While the Jones family was creating an encouraging learning environment for KiKi to learn to read, not all families place importance on reading or display positive reading habits in their own lives for their children to observe and follow. I have never really considered the dramatic impact that a home environment can have on a child’s ability to read at such a young age. More eloquently, “The Social and cultural backgrounds of students have a huge and undeniable effect on their learning” (Graves et al. 2011, p.11). What kind of differences could arise from a difference in background? A positive reading background may mean parents or babysitters who read to the children from a young age, parents from higher socioeconomic statuses or with higher level jobs where children hear a more diverse vocabulary, or children who are encouraged to have and use their own library cards. A negative reading background could look more like a home where parents come home from long hours exhausted and turn on the television rather than read books, parents with limited vocabularies or who don’t speak English at home, or children who do not visit their public libraries. These differences could even be more subtle and certainly more varied, but either background is likely to have an effect on how the child learns and views reading.
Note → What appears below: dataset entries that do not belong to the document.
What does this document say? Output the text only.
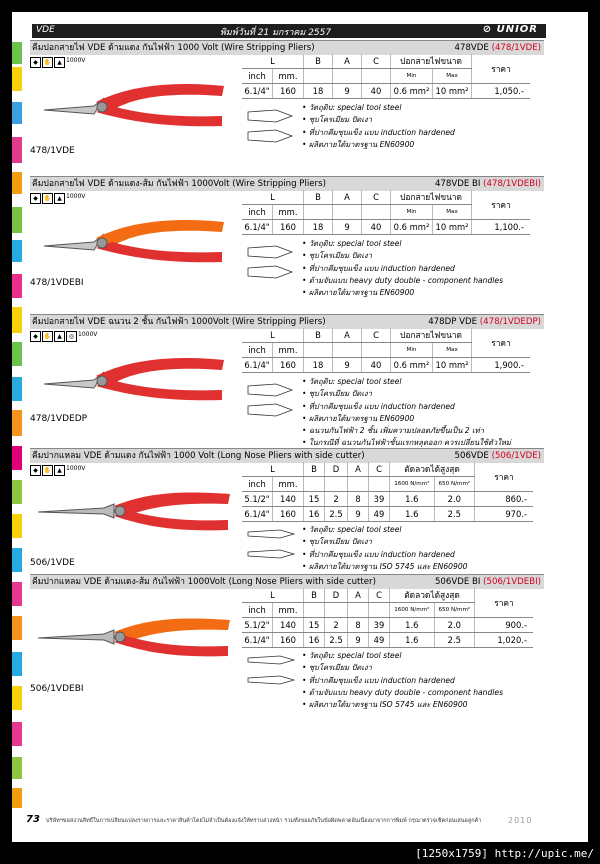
VDE	พิมพ์วันที่ 21 มกราคม 2557	⊘ UNIOR
คีมปอกสายไฟ VDE ด้ามแดง กันไฟฟ้า 1000 Volt (Wire Stripping Pliers)	478VDE (478/1VDE)
◆ ✋ ▲ 1000V
478/1VDE
L		B	A	C	ปอกสายไฟขนาด		ราคา
inch	mm.				Min	Max	
6.1/4"	160	18	9	40	0.6 mm²	10 mm²	1,050.-
• วัตถุดิบ: special tool steel
• ชุบโครเมียม ปัดเงา
• ที่ปากคีมชุบแข็ง แบบ induction hardened
• ผลิตภายใต้มาตรฐาน EN60900
คีมปอกสายไฟ VDE ด้ามแดง-ส้ม กันไฟฟ้า 1000Volt (Wire Stripping Pliers)	478VDE BI (478/1VDEBI)
◆ ✋ ▲ 1000V
478/1VDEBI
L		B	A	C	ปอกสายไฟขนาด		ราคา
inch	mm.				Min	Max	
6.1/4"	160	18	9	40	0.6 mm²	10 mm²	1,100.-
• วัตถุดิบ: special tool steel
• ชุบโครเมียม ปัดเงา
• ที่ปากคีมชุบแข็ง แบบ induction hardened
• ด้ามจับแบบ heavy duty double - component handles
• ผลิตภายใต้มาตรฐาน EN60900
คีมปอกสายไฟ VDE ฉนวน 2 ชั้น กันไฟฟ้า 1000Volt (Wire Stripping Pliers)	478DP VDE (478/1VDEDP)
◆ ✋ ▲ ◎ 1000V
478/1VDEDP
L		B	A	C	ปอกสายไฟขนาด		ราคา
inch	mm.				Min	Max	
6.1/4"	160	18	9	40	0.6 mm²	10 mm²	1,900.-
• วัตถุดิบ: special tool steel
• ชุบโครเมียม ปัดเงา
• ที่ปากคีมชุบแข็ง แบบ induction hardened
• ผลิตภายใต้มาตรฐาน EN60900
• ฉนวนกันไฟฟ้า 2 ชั้น เพิ่มความปลอดภัยขึ้นเป็น 2 เท่า
• ในกรณีที่ ฉนวนกันไฟฟ้าชั้นแรกหลุดออก ควรเปลี่ยนใช้ตัวใหม่
คีมปากแหลม VDE ด้ามแดง กันไฟฟ้า 1000 Volt (Long Nose Pliers with side cutter)	506VDE (506/1VDE)
◆ ✋ ▲ 1000V
506/1VDE
L		B	D	A	C	ตัดลวดได้สูงสุด		ราคา
inch	mm.					1600 N/mm²	650 N/mm²	
5.1/2"	140	15	2	8	39	1.6	2.0	860.-
6.1/4"	160	16	2.5	9	49	1.6	2.5	970.-
• วัตถุดิบ: special tool steel
• ชุบโครเมียม ปัดเงา
• ที่ปากคีมชุบแข็ง แบบ induction hardened
• ผลิตภายใต้มาตรฐาน ISO 5745 และ EN60900
คีมปากแหลม VDE ด้ามแดง-ส้ม กันไฟฟ้า 1000Volt (Long Nose Pliers with side cutter)	506VDE BI (506/1VDEBI)
506/1VDEBI
L		B	D	A	C	ตัดลวดได้สูงสุด		ราคา
inch	mm.					1600 N/mm²	650 N/mm²	
5.1/2"	140	15	2	8	39	1.6	2.0	900.-
6.1/4"	160	16	2.5	9	49	1.6	2.5	1,020.-
• วัตถุดิบ: special tool steel
• ชุบโครเมียม ปัดเงา
• ที่ปากคีมชุบแข็ง แบบ induction hardened
• ด้ามจับแบบ heavy duty double - component handles
• ผลิตภายใต้มาตรฐาน ISO 5745 และ EN60900
73 บริษัทฯขอสงวนสิทธิ์ในการเปลี่ยนแปลงรายการและราคาสินค้าโดยไม่จำเป็นต้องแจ้งให้ทราบล่วงหน้า รวมทั้งขออภัยในข้อผิดพลาดอันเนื่องมาจากการพิมพ์ กรุณาตรวจเช็คก่อนเสนอลูกค้า	2010
[1250x1759] http://upic.me/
The complication comes with how to teach students from all upbringings. Teaching two students with completely different childhoods regarding reading cannot yield the same results. These preexisting differences that children may not even know are present require teachers to take the time to learn about the literacy history of the families, even on a basic level, to better teach the children in their classes. My fear is that they aren’t. While it has been a while since I was undergoing the process of learning to read, I do not remember much differentiation based on preexisting differences. How can children living in New Mexico read and comprehend a story on a standardized test about building a snowman the same way a child from North Dakota? How can a child whose family only speaks Spanish at home be expected to know as many vocabulary or spelling words as a child from an English speaking family? How can a love a reading be instilled in a child who goes home to a family that never reads compared to KiKi from the Jones family, who reads every night? They’re tricky questions, but questions that need to be addressed regardless. Everyone deserves to learn to read, but not everyone is going to learn the same way or in the same timeframe, and that is the important thing to remember. Hopefully, as this semester continues, we will learn about how we can accommodate for these differences in our future students.


Graves, M. F., et al. (2007). Teaching Reading in the 21st Century (5th Edition). Boston: Allyn and Bacon.

Johnson, A. S. (2010). The Jones Family's Culture of Literacy. The Reading Teacher, 33-44.